Thoughts on becoming a proofreader

Often we receive questions about how to start a career as a proofreader.

Now, we started proofreading almost by accident. When setting up our business, I was asked to proofread for Safeway Stores. 10 years later we were still proofreading for Safeway at the time it was bought out by Morrisons.

Since 1994 we have proofread for many organisations, mainly businesses. Our experience is wholly commercial, so we cannot speak for the book publishing industry.

Below are our requirements for success in commercial proofreading:

1. You need to be precise, accurate and methodical, and able to spot mistakes and inconsistencies.

2. You need an understanding of grammar and punctuation, as well as the ability to spell.

3. For commercial proofreading, you need common sense and judgement. If a client asks you to proofread text written specifically for a specialist market, such as teenagers, the writing may not be consistent with what some people call standard English. The text must be proofread with this in mind and the appropriate ‘rules’ of language applied, which are not necessarily the ones you would choose to adhere to for your own writing. So commercial awareness and judgement is required.

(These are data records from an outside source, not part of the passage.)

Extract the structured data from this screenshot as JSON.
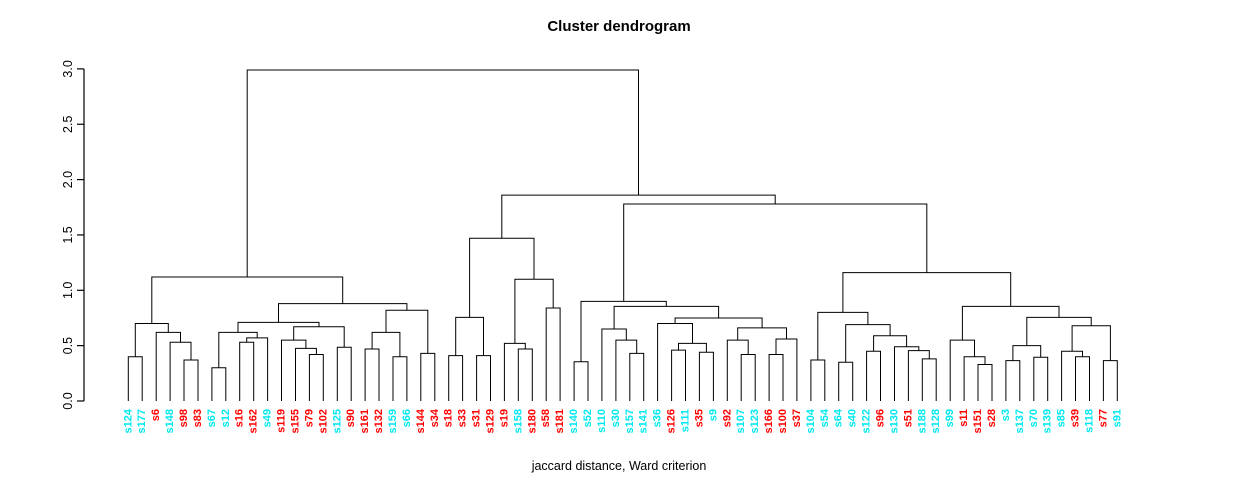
{
  "title": "Cluster dendrogram",
  "x_caption": "jaccard distance, Ward criterion",
  "chart_data": {
    "type": "dendrogram",
    "title": "Cluster dendrogram",
    "caption": "jaccard distance, Ward criterion",
    "y_axis": {
      "ticks": [
        "0.0",
        "0.5",
        "1.0",
        "1.5",
        "2.0",
        "2.5",
        "3.0"
      ],
      "range": [
        0,
        3.0
      ],
      "grid": false
    },
    "legend": "none",
    "label_palette": {
      "cyan": "#00E8F0",
      "red": "#FF0000"
    },
    "line_color": "#000000",
    "leaf_colors": {
      "s124": "cyan",
      "s177": "cyan",
      "s6": "red",
      "s148": "cyan",
      "s98": "red",
      "s83": "red",
      "s67": "cyan",
      "s12": "cyan",
      "s16": "red",
      "s162": "red",
      "s49": "cyan",
      "s119": "red",
      "s155": "red",
      "s79": "red",
      "s102": "red",
      "s125": "cyan",
      "s90": "red",
      "s161": "red",
      "s132": "red",
      "s159": "cyan",
      "s66": "cyan",
      "s144": "red",
      "s34": "red",
      "s18": "red",
      "s33": "red",
      "s31": "red",
      "s129": "red",
      "s19": "red",
      "s158": "cyan",
      "s180": "red",
      "s58": "red",
      "s181": "red",
      "s140": "cyan",
      "s52": "cyan",
      "s110": "cyan",
      "s30": "cyan",
      "s157": "cyan",
      "s141": "cyan",
      "s36": "cyan",
      "s126": "red",
      "s111": "cyan",
      "s35": "red",
      "s9": "cyan",
      "s92": "red",
      "s107": "cyan",
      "s123": "cyan",
      "s166": "red",
      "s100": "red",
      "s37": "red",
      "s104": "cyan",
      "s54": "cyan",
      "s64": "cyan",
      "s40": "cyan",
      "s122": "cyan",
      "s96": "red",
      "s130": "cyan",
      "s51": "red",
      "s188": "cyan",
      "s128": "cyan",
      "s99": "cyan",
      "s11": "red",
      "s151": "red",
      "s28": "red",
      "s3": "cyan",
      "s137": "cyan",
      "s70": "cyan",
      "s139": "cyan",
      "s85": "cyan",
      "s39": "red",
      "s118": "cyan",
      "s77": "red",
      "s91": "cyan"
    },
    "tree": {
      "h": 2.99,
      "c": [
        {
          "h": 1.12,
          "c": [
            {
              "h": 0.7,
              "c": [
                {
                  "h": 0.4,
                  "c": [
                    "s124",
                    "s177"
                  ]
                },
                {
                  "h": 0.62,
                  "c": [
                    "s6",
                    {
                      "h": 0.53,
                      "c": [
                        "s148",
                        {
                          "h": 0.37,
                          "c": [
                            "s98",
                            "s83"
                          ]
                        }
                      ]
                    }
                  ]
                }
              ]
            },
            {
              "h": 0.88,
              "c": [
                {
                  "h": 0.71,
                  "c": [
                    {
                      "h": 0.62,
                      "c": [
                        {
                          "h": 0.3,
                          "c": [
                            "s67",
                            "s12"
                          ]
                        },
                        {
                          "h": 0.57,
                          "c": [
                            {
                              "h": 0.53,
                              "c": [
                                "s16",
                                "s162"
                              ]
                            },
                            "s49"
                          ]
                        }
                      ]
                    },
                    {
                      "h": 0.67,
                      "c": [
                        {
                          "h": 0.55,
                          "c": [
                            "s119",
                            {
                              "h": 0.475,
                              "c": [
                                "s155",
                                {
                                  "h": 0.42,
                                  "c": [
                                    "s79",
                                    "s102"
                                  ]
                                }
                              ]
                            }
                          ]
                        },
                        {
                          "h": 0.485,
                          "c": [
                            "s125",
                            "s90"
                          ]
                        }
                      ]
                    }
                  ]
                },
                {
                  "h": 0.82,
                  "c": [
                    {
                      "h": 0.62,
                      "c": [
                        {
                          "h": 0.47,
                          "c": [
                            "s161",
                            "s132"
                          ]
                        },
                        {
                          "h": 0.4,
                          "c": [
                            "s159",
                            "s66"
                          ]
                        }
                      ]
                    },
                    {
                      "h": 0.43,
                      "c": [
                        "s144",
                        "s34"
                      ]
                    }
                  ]
                }
              ]
            }
          ]
        },
        {
          "h": 1.86,
          "c": [
            {
              "h": 1.47,
              "c": [
                {
                  "h": 0.755,
                  "c": [
                    {
                      "h": 0.41,
                      "c": [
                        "s18",
                        "s33"
                      ]
                    },
                    {
                      "h": 0.41,
                      "c": [
                        "s31",
                        "s129"
                      ]
                    }
                  ]
                },
                {
                  "h": 1.1,
                  "c": [
                    {
                      "h": 0.52,
                      "c": [
                        "s19",
                        {
                          "h": 0.47,
                          "c": [
                            "s158",
                            "s180"
                          ]
                        }
                      ]
                    },
                    {
                      "h": 0.84,
                      "c": [
                        "s58",
                        "s181"
                      ]
                    }
                  ]
                }
              ]
            },
            {
              "h": 1.78,
              "c": [
                {
                  "h": 0.9,
                  "c": [
                    {
                      "h": 0.355,
                      "c": [
                        "s140",
                        "s52"
                      ]
                    },
                    {
                      "h": 0.855,
                      "c": [
                        {
                          "h": 0.65,
                          "c": [
                            "s110",
                            {
                              "h": 0.55,
                              "c": [
                                "s30",
                                {
                                  "h": 0.43,
                                  "c": [
                                    "s157",
                                    "s141"
                                  ]
                                }
                              ]
                            }
                          ]
                        },
                        {
                          "h": 0.75,
                          "c": [
                            {
                              "h": 0.7,
                              "c": [
                                "s36",
                                {
                                  "h": 0.52,
                                  "c": [
                                    {
                                      "h": 0.46,
                                      "c": [
                                        "s126",
                                        "s111"
                                      ]
                                    },
                                    {
                                      "h": 0.44,
                                      "c": [
                                        "s35",
                                        "s9"
                                      ]
                                    }
                                  ]
                                }
                              ]
                            },
                            {
                              "h": 0.66,
                              "c": [
                                {
                                  "h": 0.55,
                                  "c": [
                                    "s92",
                                    {
                                      "h": 0.42,
                                      "c": [
                                        "s107",
                                        "s123"
                                      ]
                                    }
                                  ]
                                },
                                {
                                  "h": 0.56,
                                  "c": [
                                    {
                                      "h": 0.42,
                                      "c": [
                                        "s166",
                                        "s100"
                                      ]
                                    },
                                    "s37"
                                  ]
                                }
                              ]
                            }
                          ]
                        }
                      ]
                    }
                  ]
                },
                {
                  "h": 1.16,
                  "c": [
                    {
                      "h": 0.8,
                      "c": [
                        {
                          "h": 0.37,
                          "c": [
                            "s104",
                            "s54"
                          ]
                        },
                        {
                          "h": 0.69,
                          "c": [
                            {
                              "h": 0.35,
                              "c": [
                                "s64",
                                "s40"
                              ]
                            },
                            {
                              "h": 0.59,
                              "c": [
                                {
                                  "h": 0.45,
                                  "c": [
                                    "s122",
                                    "s96"
                                  ]
                                },
                                {
                                  "h": 0.49,
                                  "c": [
                                    "s130",
                                    {
                                      "h": 0.455,
                                      "c": [
                                        "s51",
                                        {
                                          "h": 0.38,
                                          "c": [
                                            "s188",
                                            "s128"
                                          ]
                                        }
                                      ]
                                    }
                                  ]
                                }
                              ]
                            }
                          ]
                        }
                      ]
                    },
                    {
                      "h": 0.855,
                      "c": [
                        {
                          "h": 0.55,
                          "c": [
                            "s99",
                            {
                              "h": 0.4,
                              "c": [
                                "s11",
                                {
                                  "h": 0.33,
                                  "c": [
                                    "s151",
                                    "s28"
                                  ]
                                }
                              ]
                            }
                          ]
                        },
                        {
                          "h": 0.755,
                          "c": [
                            {
                              "h": 0.5,
                              "c": [
                                {
                                  "h": 0.365,
                                  "c": [
                                    "s3",
                                    "s137"
                                  ]
                                },
                                {
                                  "h": 0.395,
                                  "c": [
                                    "s70",
                                    "s139"
                                  ]
                                }
                              ]
                            },
                            {
                              "h": 0.68,
                              "c": [
                                {
                                  "h": 0.45,
                                  "c": [
                                    "s85",
                                    {
                                      "h": 0.4,
                                      "c": [
                                        "s39",
                                        "s118"
                                      ]
                                    }
                                  ]
                                },
                                {
                                  "h": 0.365,
                                  "c": [
                                    "s77",
                                    "s91"
                                  ]
                                }
                              ]
                            }
                          ]
                        }
                      ]
                    }
                  ]
                }
              ]
            }
          ]
        }
      ]
    }
  }
}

4. You need to be familiar with computer document formats, including word processing and PDF files, which can be amended or annotated on screen. Most commercial proofreading is undertaken electronically and annotations to paper copies are rarely used.

5. Language is always changing and you must keep up with this, whether or not you agree with the changes. As a proofreader, you can help to influence the evolution of English by ensuring it retains its intelligence, usefulness and beauty.

A proofreader can feel satisfied when a proofread text that is published reads well, is easy to understand and pleases the reader.